The Supreme Court's recent decision in Stanford v. Roche draws attention to the pitfalls of imprecise contract language. The Supreme Court affirmed the ruling of the Court of Appeals for the Federal Circuit, which hung on the difference between competing assignment clauses, holding that Stanford University (“Stanford”) did not possess exclusive rights to a technique for HIV testing developed by one of Stanford's research fellows.
The Competing Agreements
The assignment language of two separate agreements signed by Dr. Mark Holodniy motivated the Court of Appeals' decision. The first was a Copyright and Patent Agreement which Holodniy signed with Stanford that contained an assignment clause whereby Holodniy “agree[d] to assign” to Stanford his “right, title, and interest in” any inventions developed while at Stanford. At Stanford’s request, and to further his research, Holodniy began visiting Cetus Corporation (“Cetus”) [later acquired by Roche Molecular Systems (“Roche”)], where he signed a Visitor's Confidentiality Agreement that contained the following assignment provision: “I will assign and do hereby assign” to Cetus the “right, title and interest in” any technology designed while with the company.

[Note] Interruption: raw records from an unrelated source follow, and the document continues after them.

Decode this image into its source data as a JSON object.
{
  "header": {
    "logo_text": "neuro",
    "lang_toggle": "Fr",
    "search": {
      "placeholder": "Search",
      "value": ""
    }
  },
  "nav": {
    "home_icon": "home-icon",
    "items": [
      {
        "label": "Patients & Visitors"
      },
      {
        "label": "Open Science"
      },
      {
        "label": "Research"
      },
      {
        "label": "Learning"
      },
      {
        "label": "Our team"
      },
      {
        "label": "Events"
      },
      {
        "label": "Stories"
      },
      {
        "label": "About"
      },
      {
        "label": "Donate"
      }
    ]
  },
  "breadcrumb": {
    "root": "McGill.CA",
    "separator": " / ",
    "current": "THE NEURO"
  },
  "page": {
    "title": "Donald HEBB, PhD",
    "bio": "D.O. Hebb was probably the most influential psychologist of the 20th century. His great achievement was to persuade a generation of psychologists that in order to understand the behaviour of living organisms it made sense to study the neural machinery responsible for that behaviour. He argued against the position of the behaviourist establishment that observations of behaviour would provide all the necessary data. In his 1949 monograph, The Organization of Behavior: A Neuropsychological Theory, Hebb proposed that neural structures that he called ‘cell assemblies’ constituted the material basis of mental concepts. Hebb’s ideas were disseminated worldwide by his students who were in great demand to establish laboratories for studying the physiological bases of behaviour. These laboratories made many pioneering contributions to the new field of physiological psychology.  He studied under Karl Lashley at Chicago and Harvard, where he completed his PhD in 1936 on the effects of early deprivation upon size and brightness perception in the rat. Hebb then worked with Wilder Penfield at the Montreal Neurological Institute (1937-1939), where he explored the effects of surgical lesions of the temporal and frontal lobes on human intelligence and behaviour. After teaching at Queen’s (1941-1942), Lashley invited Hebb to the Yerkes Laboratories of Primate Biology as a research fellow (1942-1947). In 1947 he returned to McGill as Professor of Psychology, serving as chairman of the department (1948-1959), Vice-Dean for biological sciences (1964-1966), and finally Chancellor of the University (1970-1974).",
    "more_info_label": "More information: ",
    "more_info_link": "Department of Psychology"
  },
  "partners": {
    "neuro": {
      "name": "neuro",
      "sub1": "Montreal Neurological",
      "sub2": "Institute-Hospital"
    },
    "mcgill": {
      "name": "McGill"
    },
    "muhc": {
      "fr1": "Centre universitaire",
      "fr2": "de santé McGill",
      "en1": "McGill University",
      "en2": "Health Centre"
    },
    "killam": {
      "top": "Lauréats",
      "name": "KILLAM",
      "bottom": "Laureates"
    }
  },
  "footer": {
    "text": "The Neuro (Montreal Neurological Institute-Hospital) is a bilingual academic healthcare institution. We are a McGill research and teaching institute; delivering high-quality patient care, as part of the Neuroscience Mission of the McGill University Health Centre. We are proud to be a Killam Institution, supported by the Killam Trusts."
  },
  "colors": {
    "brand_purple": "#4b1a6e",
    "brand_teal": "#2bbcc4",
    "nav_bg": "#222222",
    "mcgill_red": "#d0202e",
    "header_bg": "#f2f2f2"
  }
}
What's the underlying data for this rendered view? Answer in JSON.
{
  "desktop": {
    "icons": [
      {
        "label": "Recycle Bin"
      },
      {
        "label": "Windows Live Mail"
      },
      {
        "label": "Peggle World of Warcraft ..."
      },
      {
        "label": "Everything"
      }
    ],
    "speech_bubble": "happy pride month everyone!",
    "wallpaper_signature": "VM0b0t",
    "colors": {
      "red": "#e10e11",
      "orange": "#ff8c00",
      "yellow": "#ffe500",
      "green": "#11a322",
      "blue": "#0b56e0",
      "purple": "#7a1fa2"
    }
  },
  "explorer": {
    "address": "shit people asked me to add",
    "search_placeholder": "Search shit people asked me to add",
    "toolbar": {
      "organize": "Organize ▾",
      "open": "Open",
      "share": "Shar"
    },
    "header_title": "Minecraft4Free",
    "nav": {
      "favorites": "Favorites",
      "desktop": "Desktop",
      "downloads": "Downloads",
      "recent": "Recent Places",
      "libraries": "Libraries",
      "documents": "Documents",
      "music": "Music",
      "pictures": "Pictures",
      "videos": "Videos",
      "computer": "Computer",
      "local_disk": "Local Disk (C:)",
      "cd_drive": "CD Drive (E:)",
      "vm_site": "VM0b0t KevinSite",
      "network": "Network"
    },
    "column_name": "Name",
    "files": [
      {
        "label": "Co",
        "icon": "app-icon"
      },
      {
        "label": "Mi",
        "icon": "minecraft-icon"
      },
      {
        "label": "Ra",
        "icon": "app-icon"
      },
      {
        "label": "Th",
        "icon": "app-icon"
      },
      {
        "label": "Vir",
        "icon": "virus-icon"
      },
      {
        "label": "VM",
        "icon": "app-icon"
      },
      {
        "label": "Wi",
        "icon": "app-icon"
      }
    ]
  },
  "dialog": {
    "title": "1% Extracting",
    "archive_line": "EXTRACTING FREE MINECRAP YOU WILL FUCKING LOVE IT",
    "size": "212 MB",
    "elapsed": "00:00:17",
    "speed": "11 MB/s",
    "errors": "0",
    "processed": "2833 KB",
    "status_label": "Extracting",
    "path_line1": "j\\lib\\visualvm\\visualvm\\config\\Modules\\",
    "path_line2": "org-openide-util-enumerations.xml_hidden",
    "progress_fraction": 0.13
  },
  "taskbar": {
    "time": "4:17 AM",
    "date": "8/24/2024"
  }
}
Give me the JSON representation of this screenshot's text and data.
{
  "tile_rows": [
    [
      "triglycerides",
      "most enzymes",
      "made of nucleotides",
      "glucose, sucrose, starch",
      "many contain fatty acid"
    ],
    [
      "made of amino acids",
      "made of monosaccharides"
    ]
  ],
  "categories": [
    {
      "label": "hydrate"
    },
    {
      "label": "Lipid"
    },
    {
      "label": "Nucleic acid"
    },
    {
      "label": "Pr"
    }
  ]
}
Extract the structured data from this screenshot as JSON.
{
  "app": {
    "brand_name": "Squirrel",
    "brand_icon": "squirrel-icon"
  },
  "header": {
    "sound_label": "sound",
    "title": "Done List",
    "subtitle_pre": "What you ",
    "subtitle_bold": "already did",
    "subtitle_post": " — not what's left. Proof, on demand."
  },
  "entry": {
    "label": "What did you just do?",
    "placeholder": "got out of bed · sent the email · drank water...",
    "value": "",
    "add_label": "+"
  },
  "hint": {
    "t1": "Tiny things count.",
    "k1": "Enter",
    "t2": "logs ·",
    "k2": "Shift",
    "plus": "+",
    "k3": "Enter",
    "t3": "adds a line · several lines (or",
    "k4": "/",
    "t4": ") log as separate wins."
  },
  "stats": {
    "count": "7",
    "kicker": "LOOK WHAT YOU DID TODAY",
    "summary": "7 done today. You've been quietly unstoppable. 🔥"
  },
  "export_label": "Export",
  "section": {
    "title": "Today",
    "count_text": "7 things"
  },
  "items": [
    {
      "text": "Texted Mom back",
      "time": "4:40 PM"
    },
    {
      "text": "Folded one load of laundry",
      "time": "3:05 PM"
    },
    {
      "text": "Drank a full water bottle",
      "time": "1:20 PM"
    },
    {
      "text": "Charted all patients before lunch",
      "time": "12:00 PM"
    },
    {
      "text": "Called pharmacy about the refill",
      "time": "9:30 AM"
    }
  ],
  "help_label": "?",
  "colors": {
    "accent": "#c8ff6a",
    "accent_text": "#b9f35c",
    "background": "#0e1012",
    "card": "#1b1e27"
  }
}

The Patent Infringement Suit
While working on site at Cetus, Holodniy developed a procedure for measuring the amount of HIV in a patient's blood. Roche later commercialized the procedure by incorporating it into HIV test kits. On that basis, Stanford sued Roche for patent infringement in the District Court for the Northern District of California (the “District Court”). Stanford argued that Holodniy had no authority to assign his patent rights to Cetus under the federal Bayh-Dole Act, which, among other things, grants universities and other federal contractors exclusive rights to inventions generated by federally-funded research. Although the District Court ruled in Stanford’s favor, the Court of Appeals reversed. Subject to certain obligations, the Court of Appeals held that the Bayh-Dole Act did not automatically void Holodniy’s assignment of patent rights to Cetus, which made interpretation of the underlying, competing contractual assignment language relevant.